Wherever people meet, they invariably talk of the terrorist attack and swap tales of what they were doing at the time, how they reacted and why lifestyles, culture and civil rights are rapidly mutating throughout America.

"They thought I was dead because I was down there, real close, when the towers collapsed," one journalist said.

"I just ran for my life, but I couldn't outrun the cloud of debris raining down. I was scared. You didn't know how big the pieces would be and what would hit you."

One optimistic graphic designer, sipping beer at a pool table in a Lower East Side bar said, "These things come in cycles. Now it is bad, but it'll be OK soon, but at a new level.

"It's like Japan after World War Two. Japan came back and rebuilt itself" after U.S. forces dropped atomic bombs on Hiroshima and Nagasaki 56 years ago, killing more than 300,000 people.

Others predicted more terrorist attacks in America, with future acts even more deadly than the suicide pilots' assaults on Sept. 11.

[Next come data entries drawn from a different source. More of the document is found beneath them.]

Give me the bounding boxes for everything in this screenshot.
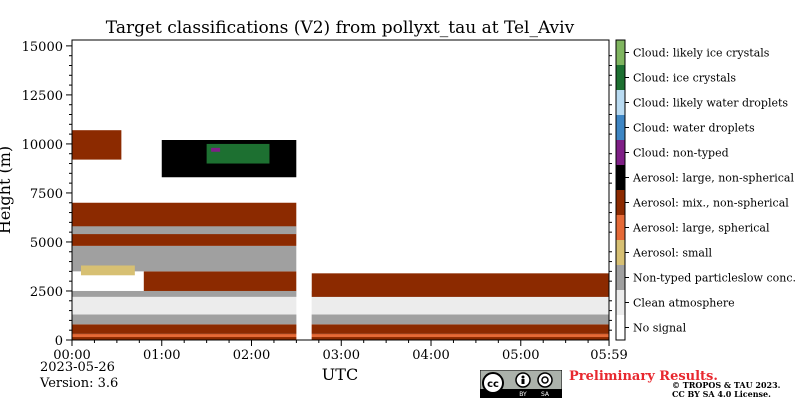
legend-swatch-4: [616, 215, 625, 240]
class-layer-3: [72, 314, 609, 325]
legend-swatch-9: [616, 90, 625, 115]
legend-label-0: No signal: [633, 322, 687, 335]
class-layer-9: [80, 265, 135, 276]
class-layer-12: [72, 130, 122, 160]
y-tick-label-3: 7500: [30, 187, 63, 202]
legend-swatch-6: [616, 165, 625, 190]
x-tick-label-0: 00:00: [53, 348, 90, 363]
legend-label-5: Aerosol: mix., non-spherical: [632, 197, 789, 210]
version-label: Version: 3.6: [40, 376, 119, 391]
copyright-line-1: © TROPOS & TAU 2023.: [672, 380, 781, 390]
cc-by-label: BY: [519, 391, 527, 398]
legend-label-7: Cloud: non-typed: [633, 147, 729, 160]
y-tick-label-2: 5000: [30, 236, 63, 251]
class-layer-4: [72, 296, 609, 315]
x-axis-label: UTC: [322, 365, 358, 384]
legend-swatch-0: [616, 315, 625, 340]
legend-label-8: Cloud: water droplets: [633, 122, 755, 135]
date-label: 2023-05-26: [40, 360, 115, 375]
y-tick-label-0: 0: [55, 334, 63, 349]
legend-swatch-8: [616, 115, 625, 140]
y-tick-label-4: 10000: [22, 138, 63, 153]
chart-title: Target classifications (V2) from pollyxt…: [106, 18, 575, 38]
copyright-note: © TROPOS & TAU 2023. CC BY SA 4.0 Licens…: [672, 381, 780, 399]
legend-swatch-10: [616, 65, 625, 90]
x-tick-label-3: 03:00: [323, 348, 360, 363]
class-layer-11: [72, 226, 297, 235]
axes: 00:00 01:00 02:00 03:00 04:00 05:00 05:59 0 2500…: [22, 40, 628, 363]
legend-swatch-3: [616, 240, 625, 265]
legend-label-6: Aerosol: large, non-spherical: [632, 172, 794, 185]
x-tick-label-2: 02:00: [233, 348, 270, 363]
legend-frame: [615, 39, 626, 341]
x-tick-label-1: 01:00: [143, 348, 180, 363]
legend-label-3: Aerosol: small: [632, 247, 712, 260]
y-tick-label-6: 15000: [22, 40, 63, 55]
class-layer-15: [211, 147, 221, 152]
svg-text:cc: cc: [487, 379, 499, 390]
class-layer-14: [206, 143, 270, 164]
class-layer-6: [143, 271, 297, 291]
legend-swatch-1: [616, 290, 625, 315]
legend-label-2: Non-typed particleslow conc.: [633, 272, 796, 285]
class-layer-7: [311, 273, 609, 297]
class-layer-2: [72, 324, 609, 334]
colorbar-legend: No signal Clean atmosphere Non-typed parti…: [615, 39, 796, 341]
plot-area: [72, 40, 609, 340]
x-tick-label-4: 04:00: [412, 348, 449, 363]
legend-label-4: Aerosol: large, spherical: [632, 222, 770, 235]
legend-label-9: Cloud: likely water droplets: [633, 97, 788, 110]
class-layer-10: [72, 202, 297, 246]
legend-label-11: Cloud: likely ice crystals: [633, 47, 770, 60]
legend-label-10: Cloud: ice crystals: [633, 72, 736, 85]
x-tick-label-5: 05:00: [502, 348, 539, 363]
cc-icon: [482, 372, 504, 394]
legend-label-1: Clean atmosphere: [633, 297, 735, 310]
x-tick-label-6: 05:59: [590, 348, 627, 363]
y-axis-label: Height (m): [0, 146, 14, 234]
legend-swatch-2: [616, 265, 625, 290]
cc-sa-label: SA: [541, 391, 550, 398]
copyright-line-2: CC BY SA 4.0 License.: [672, 389, 771, 399]
cc-license-badge: cc BY SA: [480, 370, 562, 398]
y-tick-label-5: 12500: [22, 89, 63, 104]
sa-icon: [537, 372, 553, 388]
data-gap: [296, 40, 312, 340]
legend-swatch-5: [616, 190, 625, 215]
class-layer-1: [72, 334, 609, 338]
legend-swatch-11: [616, 40, 625, 65]
legend-swatch-7: [616, 140, 625, 165]
plot-frame: [71, 39, 610, 341]
preliminary-results-note: Preliminary Results.: [569, 369, 718, 384]
y-tick-label-1: 2500: [30, 285, 63, 300]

Fearing a chemical attack, thousands of people in New York City bought gas masks, priced around 85 dollars each.

Officials went on television to calm residents, and said gas masks would only be protective if people wore them all the time -- because news of an attack might appear only after a biological weapon had already been unleashed.

Some mothers worried about the effect of the violence on their children, including a nine-year-old boy who witnessed one of the planes smash into a tower and later exclaimed it was more exciting than viewing it on television.

Advertisers quickly unfurled U.S. flags above product logos in newspapers, magazines and on street signs, and printed eloquent prose about the value of life, the tragedy of loss and how America will endure and unite.

Others harkened back to the defeat of Nazism. Germany's Hamburg Chamber of Commerce said in a full-page New York Times advertisement: "We never forget your help and support in rebuilding our city after World War Two. We want to reciprocate."